Re: xfs ioend batching log reservation deadlock

From: Brian Foster <bfoster@redhat.com>
To: "Darrick J. Wong" <djwong@kernel.org>
Cc: linux-xfs@vger.kernel.org, Christoph Hellwig <hch@lst.de>
Subject: Re: xfs ioend batching log reservation deadlock
Date: Fri, 26 Mar 2021 14:13:21 -0400	[thread overview]
Message-ID: <YF4kQWXqwCgAh4vW@bfoster> (raw)
In-Reply-To: <20210326173244.GY4090233@magnolia>

On Fri, Mar 26, 2021 at 10:32:44AM -0700, Darrick J. Wong wrote:
> On Fri, Mar 26, 2021 at 11:39:38AM -0400, Brian Foster wrote:
> > Hi all,
> > 
> > We have a report of a workload that deadlocks on log reservation via
> > iomap_ioend completion batching. To start, the fs format is somewhat
> > unique in that the log is on the smaller side (35MB) and the log stripe
> > unit is 256k, but this is actually a default mkfs for the underlying
> > storage. I don't have much more information wrt to the workload or
> > anything that contributes to the completion processing characteristics.
> > 
> > The overall scenario is that a workqueue task is executing in
> > xfs_end_io() and blocked on transaction reservation for an unwritten
> > extent conversion. Since this task began executing and pulled pending
> > items from ->i_ioend_list, the latter was repopulated with 90 ioends, 67
> > of which have append transactions. These append transactions account for
> > ~520k of log reservation each due to the log stripe unit. All together
> > this consumes nearly all of available log space, prevents allocation of
> > the aforementioned unwritten extent conversion transaction and thus
> > leaves the fs in a deadlocked state.
> > 
> > I can think of different ways we could probably optimize this problem
> > away. One example is to transfer the append transaction to the inode at
> > bio completion time such that we retain only one per pending batch of
> > ioends. The workqueue task would then pull this append transaction from
> > the inode along with the ioend list and transfer it back to the last
> > non-unwritten/shared ioend in the sorted list.
> > 
> > That said, I'm not totally convinced this addresses the fundamental
> > problem of acquiring transaction reservation from a context that
> > essentially already owns outstanding reservation vs. just making it hard
> > to reproduce. I'm wondering if/why we need the append transaction at
> > all. AFAICT it goes back to commit 281627df3eb5 ("xfs: log file size
> > updates at I/O completion time") in v3.4 which changed the completion
> > on-disk size update from being an unlogged update. If we continue to
> > send these potential append ioends to the workqueue for completion
> > processing, is there any reason we can't let the workqueue allocate the
> > transaction as it already does for unwritten conversion?
> 
> Frankly I've never understood what benefit we get from preallocating a
> transaction and letting it twist in the wind consuming log space while
> writeback pushes data to the disk.  It's perfectly fine to delay ioend
> processing while we wait for unwritten conversions and cow remapping to
> take effect, so what's the harm in a slight delay for this?
> 
> I guess it's an optimization to reduce wait times?  It's a pity that
> nobody left a comment justifying why it was done in that particular way,
> what with the freeze protection lockdep weirdness too.
> 

I thought it might have been to facilitate ioend completion in interrupt
(i.e. bio completion) context, but I'm really not sure. That's why I'm
asking. :) I'm hoping Christoph can provide some context since it
appears to be his original implementation.

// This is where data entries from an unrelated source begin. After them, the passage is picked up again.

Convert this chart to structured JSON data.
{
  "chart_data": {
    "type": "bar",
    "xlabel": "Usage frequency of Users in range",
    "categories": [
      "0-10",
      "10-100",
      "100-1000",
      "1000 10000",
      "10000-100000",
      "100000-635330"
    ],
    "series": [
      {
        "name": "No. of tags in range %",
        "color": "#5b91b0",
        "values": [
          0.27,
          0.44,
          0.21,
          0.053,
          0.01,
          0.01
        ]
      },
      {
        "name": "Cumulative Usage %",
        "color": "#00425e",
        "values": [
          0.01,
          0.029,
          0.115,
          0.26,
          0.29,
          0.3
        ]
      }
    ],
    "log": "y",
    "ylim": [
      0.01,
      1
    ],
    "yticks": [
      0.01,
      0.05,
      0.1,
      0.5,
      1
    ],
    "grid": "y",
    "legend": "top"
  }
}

> > If that is reasonable, I'm thinking of a couple patches:
> > 
> > 1. Optimize current append transaction processing with an inode field as
> > noted above.
> > 
> > 2. Replace the submission side append transaction entirely with a flag
> > or some such on the ioend that allocates the transaction at completion
> > time, but otherwise preserves batching behavior instituted in patch 1.
> 
> What happens if you replace the call to xfs_setfilesize_ioend in
> xfs_end_ioend with xfs_setfilesize, and skip the transaction
> preallocation altogether?
> 

That's pretty much what I'm referring to in step 2 above. I was just
thinking it might make sense to implement some sort of batching model
first to avoid scenarios where we have a bunch of discontiguous append
ioends in the completion list and really only need to update the file
size at the end. (Hence a flag or whatever to indicate the last ioend
must call xfs_setfilesize()).

That said, we do still have contiguous ioend merging happening already.
We could certainly just rely on that, update di_size as we process each
append ioend and worry about further optimization later. That might be
more simple and less code (and a safer first step)..

Brian

> --D
> 
> > Thoughts?
> > 
> > Brian
> > 
>